Michael K Johnson December 19, 2011 07:35
+Mark Trompell I was looking at the MFC inkjets, which as far as I can tell don’t support postscript internally. It seems to be the (much larger, of course) MFC laserjets that support Postscript.
+Jes Sorensen It was by downloading their Linux drivers that I discovered the weird binary blob driver — at least with the Epson, the binary blob was required only for network access to the scanner (why?!?) but for the Brother, binary blobs are required for basic printing as well as for both network and USB scanning, as far as I can tell. I’d love to find out that I’m wrong. Thanks for the mention of Samsung; I’ll see whether they have inkjets too.
Late last night, I pushed hard on the back of the duplexer while booting the Epson, and after that it booted without reporting a phantom paper jam. Hopefully, I’ll get to use it for a while, though I think we’ll quit printing duplex on the theory that the duplexer may well be failing.
Jes Sorensen December 19, 2011 07:55
+Michael K Johnson yeah I agree it is frustrating with the binary blobs for Brother’s printers. I have no idea if Samsung does inkjets - I gave up on those years ago, print quality is horrible and it takes forever. I did a comparison on the Samsung clx3185 recently and after 1500+ pages it really ends up at the same price per page as an HP ink printer, but at about 100 times better quality of the print :)
Alan Cox December 19, 2011 09:32
The blobs are annoying because otherwise they are decent kit - and they tend to last. My Dad still has a working BJ-70, and credit to Brother it still works in Windows 7 - unlike the Dhell cheapie inkjet that came with XP drivers and then never got updated and now is all broken links on their website
My current laser is one of the Dell standalone multifunction ones. It’s doing ok and works pretty well in Linux. You have to put a weight on the document feeder to make it copy multiple pages now though.

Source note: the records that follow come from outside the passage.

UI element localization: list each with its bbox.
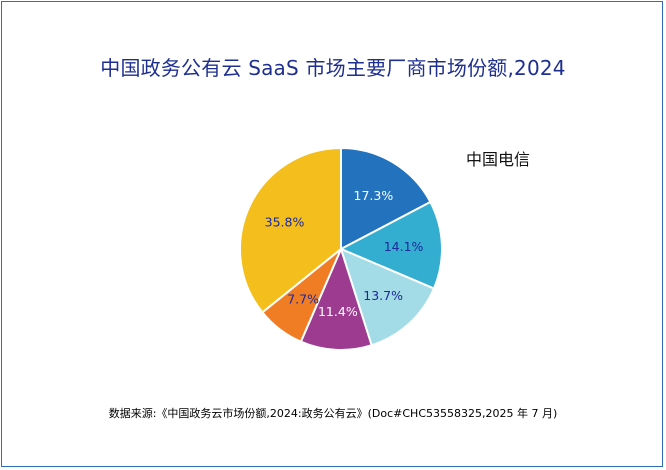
chart-title: 中国政务公有云 SaaS 市场主要厂商市场份额,2024 [100, 56, 566, 80]
pie-slice-2 [338, 200, 443, 290]
slice-label-6: 35.8% [265, 214, 305, 229]
legend-entry-china-telecom: 中国电信 [466, 150, 531, 169]
slice-label-1: 17.3% [354, 188, 394, 203]
data-source-note: 数据来源:《中国政务云市场份额,2024:政务公有云》(Doc#CHC53558… [108, 407, 558, 420]
pie-slice-6 [239, 146, 342, 314]
slice-label-2: 14.1% [384, 239, 424, 254]
pie-slice-4 [299, 246, 373, 351]
slice-label-5: 7.7% [287, 291, 319, 306]
pie-slice-1 [340, 146, 432, 251]
slice-label-4: 11.4% [318, 304, 358, 319]
slice-label-3: 13.7% [363, 288, 403, 303]
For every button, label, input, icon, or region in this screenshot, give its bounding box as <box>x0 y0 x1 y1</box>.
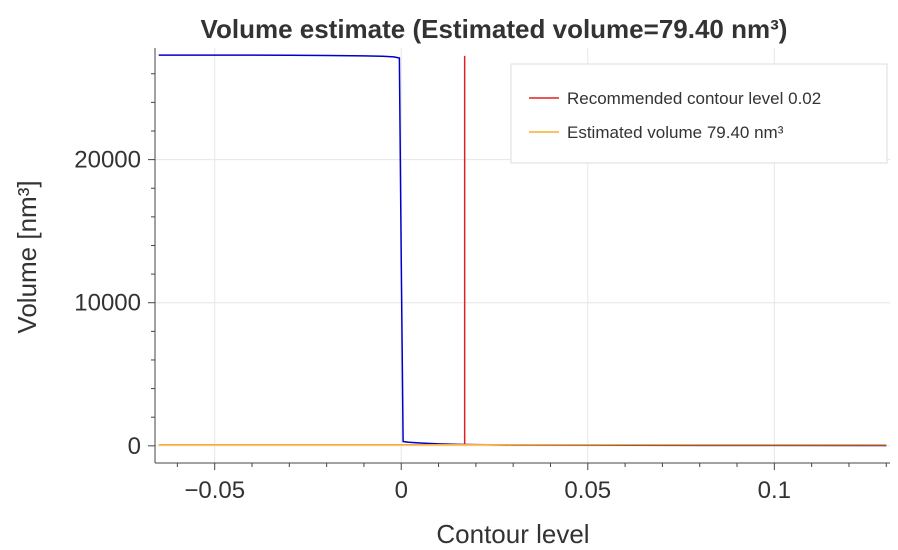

Joseph S Tate December 19, 2011 11:49
Samsung has a color laser that sold for $80 recently. I’ve got an ML-2150W, and it supports LPR, and JetDirect type protocols right out of the box. It’s a PostScript 5 (or 6?) capable printer, so there are several drivers of various speeds/qualities that ship with cups. Last I ran the numbers (several years ago), inkjets cost ~17¢ per page to run (just b/w, more for photos or color), while a color laser runs at ~6¢/page (including paper). It’s even been easy to find third party cartridges for this beast.
We started printing all our photos through clarkcolor.com or one of the local drugstores or costco and tossed our last inkjet. Sometimes it would be nice to print in color, but it isn’t worth maintaining an inkjet.
I want a scanner with a document feeder, so my next printer is likely to be a Samsung color laser multi-function.
Michael K Johnson December 19, 2011 13:56
It looks like the only Samsung color laser all-in-one in current production is the CLX-3185FW. Brother has a few more models; I’ll have to compare in detail when I get home.
I’ll have to get creative about placement if I get a color laser all-in-one because they are all too tall to fit where I want them, on a counter with a cabinet above it. But I’m still considering it. Especially if the Artisan keeps working as long as we don’t duplex, I can use it for photo printing at least as long as the nearly-full ink tanks last, and use the laserjet for other printing. I’d retire the slow, cranky Laserjet 1320 in that case…
Jes Sorensen December 19, 2011 14:48
The CLX3185 has a whole range of different models, if you go for the CLX3185N I think it won’t have the sheet feeder on top, so it will be 2 inches or so lower than the 3185FW. Unless those models aren’t sold in the US of course.